クラウドの「無限スケールアウト」は料金の増加とシステムの脆弱化を招く。航空や電力など他業界のキャパシティー管理手法をクラウド運用に応用し、適正なリソース割り当てを実現するための実践的な手法を解説する。

 「クラウドインフラは無限にスケールアウトできる」という考えは、IT業界に深く浸透している。必要なときにサーバやCPUなどのリソースを追加すればよいという発想は運用担当者に安心感を与えるが、現実のシステムには予算、クラウドベンダーのクオータ(割り当て)制限、物理的なインフラの上限といった明確な制約が存在する。この「クラウドは無限」という前提に立った運用は、事前の計画不足を引き起こし、結果として利用していないリソースにまで対価を払い続ける「過剰なプロビジョニング」を生み出している。

 予測困難なトラフィックの急増に対し、慌ててリソースを増強する後手の運用は、運用費用とパフォーマンスのバランスを損なう。全てのシステム停止を防ぐ100%の信頼性を追求することは、無限の冗長性を維持することと同義であり、現実的な解決策とはなり得ない。

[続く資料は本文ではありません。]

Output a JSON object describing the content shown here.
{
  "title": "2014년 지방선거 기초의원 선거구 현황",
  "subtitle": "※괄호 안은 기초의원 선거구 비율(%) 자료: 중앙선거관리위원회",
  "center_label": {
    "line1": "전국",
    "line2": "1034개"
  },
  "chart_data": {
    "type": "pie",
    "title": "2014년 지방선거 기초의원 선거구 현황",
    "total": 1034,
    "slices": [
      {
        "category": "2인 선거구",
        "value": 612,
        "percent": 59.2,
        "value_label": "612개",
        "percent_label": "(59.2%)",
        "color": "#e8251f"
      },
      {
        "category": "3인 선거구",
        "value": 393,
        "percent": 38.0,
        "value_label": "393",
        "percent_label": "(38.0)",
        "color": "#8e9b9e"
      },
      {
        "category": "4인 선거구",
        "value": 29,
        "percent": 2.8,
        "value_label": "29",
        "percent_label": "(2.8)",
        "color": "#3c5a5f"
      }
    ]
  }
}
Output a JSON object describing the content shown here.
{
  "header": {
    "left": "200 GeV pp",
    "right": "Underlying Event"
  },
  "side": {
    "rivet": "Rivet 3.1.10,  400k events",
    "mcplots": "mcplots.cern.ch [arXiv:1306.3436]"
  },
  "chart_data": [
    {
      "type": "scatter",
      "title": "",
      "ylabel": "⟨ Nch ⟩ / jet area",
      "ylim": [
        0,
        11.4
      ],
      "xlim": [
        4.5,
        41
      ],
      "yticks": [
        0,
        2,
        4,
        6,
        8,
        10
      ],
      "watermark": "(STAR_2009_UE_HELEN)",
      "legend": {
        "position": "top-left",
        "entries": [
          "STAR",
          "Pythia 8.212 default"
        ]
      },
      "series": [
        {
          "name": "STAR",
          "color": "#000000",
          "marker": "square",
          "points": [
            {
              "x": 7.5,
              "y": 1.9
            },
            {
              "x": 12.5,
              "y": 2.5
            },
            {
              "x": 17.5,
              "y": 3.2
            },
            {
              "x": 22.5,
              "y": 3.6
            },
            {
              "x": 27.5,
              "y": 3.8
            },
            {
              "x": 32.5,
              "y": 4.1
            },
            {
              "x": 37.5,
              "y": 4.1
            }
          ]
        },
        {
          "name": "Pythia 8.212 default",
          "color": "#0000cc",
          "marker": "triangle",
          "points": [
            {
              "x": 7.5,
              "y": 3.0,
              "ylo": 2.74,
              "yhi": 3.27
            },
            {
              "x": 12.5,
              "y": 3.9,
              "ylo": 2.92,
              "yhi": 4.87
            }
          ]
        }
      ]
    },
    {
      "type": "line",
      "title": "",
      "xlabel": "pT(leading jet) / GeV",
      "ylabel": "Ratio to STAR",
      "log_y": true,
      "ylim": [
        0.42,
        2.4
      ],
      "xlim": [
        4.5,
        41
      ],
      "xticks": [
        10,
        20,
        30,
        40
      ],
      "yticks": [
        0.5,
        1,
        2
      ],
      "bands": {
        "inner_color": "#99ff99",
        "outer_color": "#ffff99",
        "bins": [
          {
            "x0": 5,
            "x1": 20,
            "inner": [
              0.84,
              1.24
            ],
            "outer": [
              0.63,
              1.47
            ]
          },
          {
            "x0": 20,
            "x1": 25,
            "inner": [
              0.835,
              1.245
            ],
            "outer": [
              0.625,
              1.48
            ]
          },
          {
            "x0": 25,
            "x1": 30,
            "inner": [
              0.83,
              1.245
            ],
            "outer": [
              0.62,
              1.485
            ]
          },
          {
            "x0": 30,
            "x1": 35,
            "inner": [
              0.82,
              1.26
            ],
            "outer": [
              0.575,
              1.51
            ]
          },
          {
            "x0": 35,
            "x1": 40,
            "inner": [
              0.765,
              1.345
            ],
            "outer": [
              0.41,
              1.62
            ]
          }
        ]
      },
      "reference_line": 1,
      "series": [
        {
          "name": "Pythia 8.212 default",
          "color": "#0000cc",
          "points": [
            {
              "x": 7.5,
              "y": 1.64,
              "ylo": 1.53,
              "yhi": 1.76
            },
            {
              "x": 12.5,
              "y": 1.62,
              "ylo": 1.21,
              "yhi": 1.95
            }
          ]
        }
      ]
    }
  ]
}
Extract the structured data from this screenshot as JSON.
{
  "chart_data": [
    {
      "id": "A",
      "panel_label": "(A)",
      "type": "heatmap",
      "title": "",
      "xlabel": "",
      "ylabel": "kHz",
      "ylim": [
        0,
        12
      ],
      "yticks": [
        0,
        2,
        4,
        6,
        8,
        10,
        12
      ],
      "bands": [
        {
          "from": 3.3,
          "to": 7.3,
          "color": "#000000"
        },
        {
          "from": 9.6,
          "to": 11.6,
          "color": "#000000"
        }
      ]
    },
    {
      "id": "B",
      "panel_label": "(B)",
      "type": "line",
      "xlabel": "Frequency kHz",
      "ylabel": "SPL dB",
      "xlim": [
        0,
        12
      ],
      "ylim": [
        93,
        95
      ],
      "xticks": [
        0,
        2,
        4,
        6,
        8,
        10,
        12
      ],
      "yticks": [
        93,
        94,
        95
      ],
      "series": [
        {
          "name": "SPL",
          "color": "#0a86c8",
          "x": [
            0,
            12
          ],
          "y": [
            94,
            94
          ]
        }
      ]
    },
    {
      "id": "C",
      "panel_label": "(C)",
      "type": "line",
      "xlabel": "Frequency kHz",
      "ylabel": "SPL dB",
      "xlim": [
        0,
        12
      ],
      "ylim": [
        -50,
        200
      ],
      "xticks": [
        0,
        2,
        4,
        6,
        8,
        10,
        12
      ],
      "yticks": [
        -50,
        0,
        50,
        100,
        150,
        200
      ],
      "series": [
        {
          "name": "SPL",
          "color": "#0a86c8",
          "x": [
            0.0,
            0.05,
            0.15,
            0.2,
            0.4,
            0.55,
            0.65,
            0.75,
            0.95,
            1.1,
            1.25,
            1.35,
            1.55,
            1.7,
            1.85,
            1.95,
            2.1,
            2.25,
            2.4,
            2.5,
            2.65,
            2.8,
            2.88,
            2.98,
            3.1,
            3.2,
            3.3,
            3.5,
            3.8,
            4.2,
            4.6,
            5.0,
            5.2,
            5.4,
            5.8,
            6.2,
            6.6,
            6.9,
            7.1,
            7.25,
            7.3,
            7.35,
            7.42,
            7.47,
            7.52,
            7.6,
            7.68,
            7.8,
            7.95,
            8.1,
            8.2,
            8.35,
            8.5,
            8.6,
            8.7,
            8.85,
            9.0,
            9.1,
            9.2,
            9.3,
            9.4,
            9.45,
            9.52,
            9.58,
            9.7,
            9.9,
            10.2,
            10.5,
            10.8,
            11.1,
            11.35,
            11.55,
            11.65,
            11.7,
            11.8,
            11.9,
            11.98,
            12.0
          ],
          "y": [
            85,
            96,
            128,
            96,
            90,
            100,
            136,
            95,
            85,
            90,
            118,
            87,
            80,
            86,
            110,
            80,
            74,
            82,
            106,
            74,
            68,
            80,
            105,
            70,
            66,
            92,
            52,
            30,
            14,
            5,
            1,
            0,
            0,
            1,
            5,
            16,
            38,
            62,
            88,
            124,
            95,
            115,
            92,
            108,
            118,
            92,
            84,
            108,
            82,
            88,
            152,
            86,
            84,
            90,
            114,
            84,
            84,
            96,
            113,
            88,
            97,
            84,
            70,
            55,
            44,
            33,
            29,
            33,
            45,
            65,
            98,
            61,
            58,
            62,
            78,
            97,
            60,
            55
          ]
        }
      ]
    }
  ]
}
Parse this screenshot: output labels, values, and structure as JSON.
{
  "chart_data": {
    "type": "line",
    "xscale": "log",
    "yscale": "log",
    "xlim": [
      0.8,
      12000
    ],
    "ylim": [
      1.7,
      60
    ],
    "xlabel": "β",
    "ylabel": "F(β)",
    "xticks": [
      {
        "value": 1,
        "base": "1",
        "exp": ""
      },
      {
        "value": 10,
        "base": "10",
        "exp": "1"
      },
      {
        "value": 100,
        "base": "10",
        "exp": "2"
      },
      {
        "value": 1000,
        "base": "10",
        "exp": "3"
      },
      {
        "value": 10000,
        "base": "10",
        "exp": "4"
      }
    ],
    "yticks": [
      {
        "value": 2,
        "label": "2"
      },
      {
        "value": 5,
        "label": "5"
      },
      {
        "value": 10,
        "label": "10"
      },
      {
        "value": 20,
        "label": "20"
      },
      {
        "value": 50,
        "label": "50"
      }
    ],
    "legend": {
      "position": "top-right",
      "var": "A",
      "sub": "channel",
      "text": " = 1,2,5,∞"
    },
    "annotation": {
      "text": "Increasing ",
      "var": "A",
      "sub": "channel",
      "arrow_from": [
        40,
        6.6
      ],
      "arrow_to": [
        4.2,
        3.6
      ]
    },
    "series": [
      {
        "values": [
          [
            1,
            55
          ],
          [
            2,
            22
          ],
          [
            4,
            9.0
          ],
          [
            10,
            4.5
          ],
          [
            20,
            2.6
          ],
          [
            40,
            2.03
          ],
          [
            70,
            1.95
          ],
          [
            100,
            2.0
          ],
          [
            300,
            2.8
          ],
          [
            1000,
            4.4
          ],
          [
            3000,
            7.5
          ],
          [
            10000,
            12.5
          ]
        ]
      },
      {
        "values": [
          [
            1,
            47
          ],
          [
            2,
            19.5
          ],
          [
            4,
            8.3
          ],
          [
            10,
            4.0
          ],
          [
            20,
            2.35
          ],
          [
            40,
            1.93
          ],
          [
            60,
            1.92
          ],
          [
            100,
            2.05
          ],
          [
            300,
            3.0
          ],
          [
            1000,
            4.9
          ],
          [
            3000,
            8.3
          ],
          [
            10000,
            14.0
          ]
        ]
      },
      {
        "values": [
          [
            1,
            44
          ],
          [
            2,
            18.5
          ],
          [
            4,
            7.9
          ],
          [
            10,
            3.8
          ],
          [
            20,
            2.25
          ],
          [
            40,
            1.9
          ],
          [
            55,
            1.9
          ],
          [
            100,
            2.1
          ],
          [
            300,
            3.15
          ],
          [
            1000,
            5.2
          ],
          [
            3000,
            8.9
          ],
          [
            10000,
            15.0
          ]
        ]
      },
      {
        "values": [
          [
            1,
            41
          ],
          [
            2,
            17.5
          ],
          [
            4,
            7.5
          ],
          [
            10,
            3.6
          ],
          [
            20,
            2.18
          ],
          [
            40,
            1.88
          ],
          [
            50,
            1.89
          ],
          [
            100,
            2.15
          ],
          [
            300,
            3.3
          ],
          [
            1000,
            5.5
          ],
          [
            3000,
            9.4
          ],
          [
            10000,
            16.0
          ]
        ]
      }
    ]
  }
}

 システムを安定かつ効率的に稼働させるために必要なのは、需要を的確に予測し、許容できるリスクの範囲内でインテリジェントにリソースを配置する「ライトサイジング」(適正化)だ。航空業界や電力網など、物理的な制約が厳しい業界は、不確実性に対処する高度なキャパシティー管理を実践し続けてきた。彼らが培ってきた知見から、クラウドインフラの最適化に必要なノウハウを学ぼう。